À l’époque où il incarnait un célèbre super-héros, Riggan Thomson était mondialement connu. Mais de cette célébrité il ne reste plus grand-chose, et il tente aujourd’hui de monter une pièce de théâtre à Broadway dans l’espoir de renouer avec sa gloire perdue. Durant les quelques jours qui précèdent la première, il va devoir tout affronter : sa famille et ses proches, son passé, ses rêves et son ego…
S’il s’en sort, le rideau a une chance de s’ouvrir…
Avis de Manu
Quatre, quatre ans qu’on attendait le nouveau Alejandro González Iñárritu. Des années nécessaires à l’écriture et à la mise en production et réalisation de son dernier chef d’œuvre.

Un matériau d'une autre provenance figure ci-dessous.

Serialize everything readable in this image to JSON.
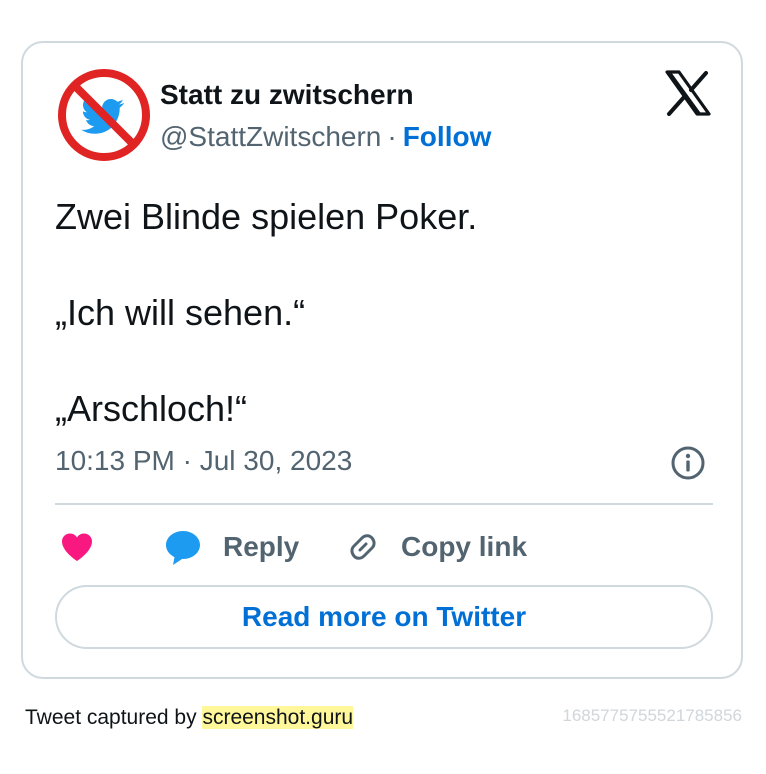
{
  "author": {
    "display_name": "Statt zu zwitschern",
    "handle": "@StattZwitschern",
    "separator": "·",
    "follow_label": "Follow",
    "avatar_icon": "no-twitter-bird-icon"
  },
  "tweet": {
    "lines": [
      "Zwei Blinde spielen Poker.",
      "„Ich will sehen.“",
      "„Arschloch!“"
    ],
    "timestamp": "10:13 PM · Jul 30, 2023"
  },
  "actions": {
    "like_icon": "heart-icon",
    "reply_label": "Reply",
    "copy_link_label": "Copy link"
  },
  "read_more_label": "Read more on Twitter",
  "footer": {
    "prefix": "Tweet captured by",
    "brand": "screenshot.guru",
    "tweet_id": "1685775755521785856"
  },
  "colors": {
    "accent": "#006fd6",
    "heart": "#f91880",
    "reply": "#1d9bf0",
    "muted": "#536471",
    "border": "#cfd9de"
  }
}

Il est bien ici question de chef d’œuvre, une fois encore imputable au talent immense du réalisateur. Avec en prime, un choix radical de mise en scène, éloignée des sublimes Amores Perros, 21 Grams ou Babel qui s’unissaient tel un triptyque dans leur forme précise ; celle des allers/retours narratif. Biutiful avait ouvert la voie, Birdman la sublime, d’abord sur le plan formel. Ce faux plan séquence maîtrisé du premier au dernier plan impressionne par la virtuosité qui défile devant nos yeux. Toujours en mouvement, la caméra ne laisse rien au hasard, tous les déplacements sont pensés, pesés et justifiés. On confine au sublime dans ce ballet, version off de Broadway. Illuminé par la photo majestueuse d’Emmanuel Lubezki (enfin récompensé avec Gravity l’année dernière), qui utilise une lumière théâtrale mais également naturelle comme de l’artificielle, dans un mélange parfait.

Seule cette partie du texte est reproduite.